At the Culver City Unified School Board meeting on Monday August 9, the board named Quoc Tran as the new Superintendent of Schools.
Board President Dr. Tashon McKeithan enthused “I can say that everyone on the board knew that this would be our decision, and I’m delighted that Mr. Tran will be starting the school year with us.”
Tran, currently the assistant superintendent of educational services at Franklin-McKinley School District in San José, California, will replace Leslie Lockhart, who announced her retirement earlier this year.
“I am proud of the exhaustive, transparent and collaborative process that led us to the District’s new superintendent,” said McKeithan. “We solicited and received input from the public and our school communities at every turn, and I know that this inclusive process has helped us hire the right person. Mr. Tran comes to us with a great deal of experience and a true commitment to diversity, equity and inclusion. He will be a true asset to our District.”
Tran previously served as associate superintendent of educational services at Soledad Unified, and Alisal Union school districts, in Monterey County, California. He earned a bachelor’s degree in electrical engineering from California State University – Los Angeles and has taught fourth and fifth grade, bilingual (Vietnamese) mathematics and science at the high school levels in Los Angeles. Tran is bilingual and bi-literate in Vietnamese, and has earned a master’s degree in educational leadership from California State University – Los Angeles.
As an adjunct professor at Claremont Graduate University (CGU), he was a co-recipient of a U.S. Fulbright-Hays Group Project Abroad Scholarship, Project VOICE-CGU (2010-2017) where he co-led a team of 12 future teachers on a six-week immersive study trip to Vietnam.
In addition to teaching and his engineering background, he has experience as a director in the areas of English Learner Services, Equity Programs, Multi-tiered System of Support, Curriculum & Instruction, Research, Data Analysis & Assessments, State & Federal Projects, and Public Information & Communication.
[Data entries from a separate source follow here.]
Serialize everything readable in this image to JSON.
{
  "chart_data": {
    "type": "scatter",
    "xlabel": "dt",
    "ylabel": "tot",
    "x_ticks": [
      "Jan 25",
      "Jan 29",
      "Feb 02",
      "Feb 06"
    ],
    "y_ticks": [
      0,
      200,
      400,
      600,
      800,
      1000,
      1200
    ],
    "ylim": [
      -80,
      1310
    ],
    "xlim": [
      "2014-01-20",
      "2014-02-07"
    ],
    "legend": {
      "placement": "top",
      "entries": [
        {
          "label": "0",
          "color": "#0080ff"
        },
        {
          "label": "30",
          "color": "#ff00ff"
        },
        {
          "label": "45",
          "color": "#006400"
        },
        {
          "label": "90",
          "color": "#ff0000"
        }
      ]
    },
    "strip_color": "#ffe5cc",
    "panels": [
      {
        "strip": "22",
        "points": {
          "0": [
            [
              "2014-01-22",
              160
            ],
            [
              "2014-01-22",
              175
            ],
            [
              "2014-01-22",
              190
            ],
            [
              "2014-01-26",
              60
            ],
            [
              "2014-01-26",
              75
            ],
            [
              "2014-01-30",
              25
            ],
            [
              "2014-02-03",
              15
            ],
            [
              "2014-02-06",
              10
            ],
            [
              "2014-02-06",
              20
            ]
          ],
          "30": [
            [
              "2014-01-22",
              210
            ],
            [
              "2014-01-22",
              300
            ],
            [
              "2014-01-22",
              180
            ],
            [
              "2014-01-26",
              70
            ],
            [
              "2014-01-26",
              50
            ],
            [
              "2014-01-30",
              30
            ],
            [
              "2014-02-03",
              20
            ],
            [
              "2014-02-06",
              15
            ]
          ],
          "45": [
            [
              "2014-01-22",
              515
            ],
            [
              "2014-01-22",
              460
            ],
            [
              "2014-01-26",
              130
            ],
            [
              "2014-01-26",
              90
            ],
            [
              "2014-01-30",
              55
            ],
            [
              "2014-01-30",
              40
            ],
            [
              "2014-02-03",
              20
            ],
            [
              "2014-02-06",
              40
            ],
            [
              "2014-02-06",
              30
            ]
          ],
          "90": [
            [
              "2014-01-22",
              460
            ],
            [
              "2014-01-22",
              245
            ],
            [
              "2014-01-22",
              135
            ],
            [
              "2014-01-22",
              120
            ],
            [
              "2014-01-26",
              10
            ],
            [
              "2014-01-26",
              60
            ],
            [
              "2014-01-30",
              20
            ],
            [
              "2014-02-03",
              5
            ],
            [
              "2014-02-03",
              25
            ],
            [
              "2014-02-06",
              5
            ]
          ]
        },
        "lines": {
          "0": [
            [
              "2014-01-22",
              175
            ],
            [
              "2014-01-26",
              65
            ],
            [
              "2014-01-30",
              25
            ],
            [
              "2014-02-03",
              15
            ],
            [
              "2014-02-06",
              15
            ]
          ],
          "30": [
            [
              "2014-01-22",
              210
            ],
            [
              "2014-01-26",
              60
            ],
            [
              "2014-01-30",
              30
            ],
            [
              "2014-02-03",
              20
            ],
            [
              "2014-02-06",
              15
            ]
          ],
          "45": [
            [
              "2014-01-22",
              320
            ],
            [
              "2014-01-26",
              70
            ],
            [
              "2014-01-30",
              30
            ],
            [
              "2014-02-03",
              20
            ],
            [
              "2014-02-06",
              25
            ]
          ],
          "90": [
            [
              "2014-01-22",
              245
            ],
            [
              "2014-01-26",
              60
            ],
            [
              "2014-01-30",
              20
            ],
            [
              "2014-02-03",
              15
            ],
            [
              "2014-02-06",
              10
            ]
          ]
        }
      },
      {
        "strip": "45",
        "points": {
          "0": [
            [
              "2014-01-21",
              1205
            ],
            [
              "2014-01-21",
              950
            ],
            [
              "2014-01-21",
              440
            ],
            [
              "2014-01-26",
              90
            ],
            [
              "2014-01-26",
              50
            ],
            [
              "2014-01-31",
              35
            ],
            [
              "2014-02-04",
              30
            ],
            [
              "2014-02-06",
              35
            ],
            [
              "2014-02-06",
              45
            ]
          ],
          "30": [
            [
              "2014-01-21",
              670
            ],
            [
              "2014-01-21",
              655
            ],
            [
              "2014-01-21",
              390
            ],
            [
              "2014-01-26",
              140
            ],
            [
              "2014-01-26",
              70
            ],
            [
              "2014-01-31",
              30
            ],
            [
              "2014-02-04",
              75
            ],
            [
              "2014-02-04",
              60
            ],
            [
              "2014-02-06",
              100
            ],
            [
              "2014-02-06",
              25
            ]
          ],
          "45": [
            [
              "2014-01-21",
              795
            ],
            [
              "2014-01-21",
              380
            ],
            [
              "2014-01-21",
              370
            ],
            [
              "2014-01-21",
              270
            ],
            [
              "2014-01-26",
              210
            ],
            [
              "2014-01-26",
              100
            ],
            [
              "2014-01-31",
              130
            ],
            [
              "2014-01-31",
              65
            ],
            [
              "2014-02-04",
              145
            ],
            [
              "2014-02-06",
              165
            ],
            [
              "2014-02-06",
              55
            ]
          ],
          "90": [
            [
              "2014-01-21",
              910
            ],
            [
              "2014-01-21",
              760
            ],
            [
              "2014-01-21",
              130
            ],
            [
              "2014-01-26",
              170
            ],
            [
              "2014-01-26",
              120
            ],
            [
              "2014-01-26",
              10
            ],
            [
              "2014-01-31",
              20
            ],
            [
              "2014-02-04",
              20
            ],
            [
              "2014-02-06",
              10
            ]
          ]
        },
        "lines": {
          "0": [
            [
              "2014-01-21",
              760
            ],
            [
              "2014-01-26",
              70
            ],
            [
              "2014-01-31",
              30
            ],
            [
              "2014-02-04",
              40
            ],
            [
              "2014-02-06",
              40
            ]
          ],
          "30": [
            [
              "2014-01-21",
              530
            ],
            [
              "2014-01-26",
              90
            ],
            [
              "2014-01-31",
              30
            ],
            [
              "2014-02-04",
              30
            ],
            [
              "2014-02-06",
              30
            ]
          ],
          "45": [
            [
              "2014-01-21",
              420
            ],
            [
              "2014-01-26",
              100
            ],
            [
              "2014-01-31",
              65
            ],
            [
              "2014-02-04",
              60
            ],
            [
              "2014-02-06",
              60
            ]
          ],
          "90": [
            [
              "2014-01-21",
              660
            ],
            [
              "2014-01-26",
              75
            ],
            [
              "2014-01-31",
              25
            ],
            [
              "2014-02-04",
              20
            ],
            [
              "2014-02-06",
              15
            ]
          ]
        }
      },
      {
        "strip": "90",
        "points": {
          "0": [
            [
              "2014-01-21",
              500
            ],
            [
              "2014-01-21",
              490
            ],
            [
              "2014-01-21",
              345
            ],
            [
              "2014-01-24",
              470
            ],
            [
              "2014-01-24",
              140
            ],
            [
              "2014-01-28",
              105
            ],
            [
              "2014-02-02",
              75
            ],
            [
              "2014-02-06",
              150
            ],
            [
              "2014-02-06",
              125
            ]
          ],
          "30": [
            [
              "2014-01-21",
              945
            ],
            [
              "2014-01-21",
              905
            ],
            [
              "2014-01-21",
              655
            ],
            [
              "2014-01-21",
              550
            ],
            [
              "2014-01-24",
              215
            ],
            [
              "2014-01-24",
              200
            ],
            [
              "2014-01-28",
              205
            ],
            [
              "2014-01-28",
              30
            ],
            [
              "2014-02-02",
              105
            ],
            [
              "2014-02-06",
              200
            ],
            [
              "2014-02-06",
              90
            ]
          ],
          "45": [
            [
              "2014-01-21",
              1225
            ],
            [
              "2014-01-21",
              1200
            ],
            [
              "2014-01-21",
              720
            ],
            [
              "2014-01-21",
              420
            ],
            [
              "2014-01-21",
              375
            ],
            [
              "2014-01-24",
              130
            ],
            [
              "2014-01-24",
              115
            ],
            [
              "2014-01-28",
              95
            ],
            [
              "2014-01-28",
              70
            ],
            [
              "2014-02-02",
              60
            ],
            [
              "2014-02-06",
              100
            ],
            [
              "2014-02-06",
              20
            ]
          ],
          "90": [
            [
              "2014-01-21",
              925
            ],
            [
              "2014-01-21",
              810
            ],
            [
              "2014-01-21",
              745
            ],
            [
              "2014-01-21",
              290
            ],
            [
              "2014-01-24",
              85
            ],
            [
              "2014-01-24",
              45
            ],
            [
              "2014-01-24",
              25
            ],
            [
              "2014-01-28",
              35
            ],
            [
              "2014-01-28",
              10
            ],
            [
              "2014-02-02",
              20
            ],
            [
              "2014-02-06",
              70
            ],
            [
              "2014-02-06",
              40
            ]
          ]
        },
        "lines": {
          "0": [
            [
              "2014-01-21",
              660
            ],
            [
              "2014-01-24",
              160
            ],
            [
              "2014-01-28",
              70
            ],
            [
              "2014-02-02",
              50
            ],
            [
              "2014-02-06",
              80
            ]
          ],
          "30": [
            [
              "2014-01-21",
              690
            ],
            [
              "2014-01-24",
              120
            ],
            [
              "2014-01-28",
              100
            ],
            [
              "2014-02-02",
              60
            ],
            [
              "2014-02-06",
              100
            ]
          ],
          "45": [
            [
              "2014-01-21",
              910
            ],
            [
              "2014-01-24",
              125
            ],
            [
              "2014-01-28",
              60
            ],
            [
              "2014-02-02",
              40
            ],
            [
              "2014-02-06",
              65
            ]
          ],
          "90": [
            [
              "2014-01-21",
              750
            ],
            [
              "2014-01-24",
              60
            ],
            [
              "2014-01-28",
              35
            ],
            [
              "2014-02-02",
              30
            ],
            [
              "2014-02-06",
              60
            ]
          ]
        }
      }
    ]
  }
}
Tran’s fiancée, Crystal Hahm, is also an educator and has spent 19 years as a third-grade teacher in the Tustin Unified School District, where she was once a Teacher of the Year nominee.
Having grown up in the Vietnam War; Tran arrived in the U.S. at the age of 17 after spending years in a refugee camp in Malaysia and has committed to focus his life work to confront issues impacting diversity, inclusion and equity in the public education arena.
“The great poet Maya Angelou once said, ‘… that in diversity there is beauty and there is strength,’” Tran said. “I am honored to bring my passion and commitment to achieve the beauty and strength of the diversity that we are, the inclusion that we practice, and the equity outcome that we create for all students.”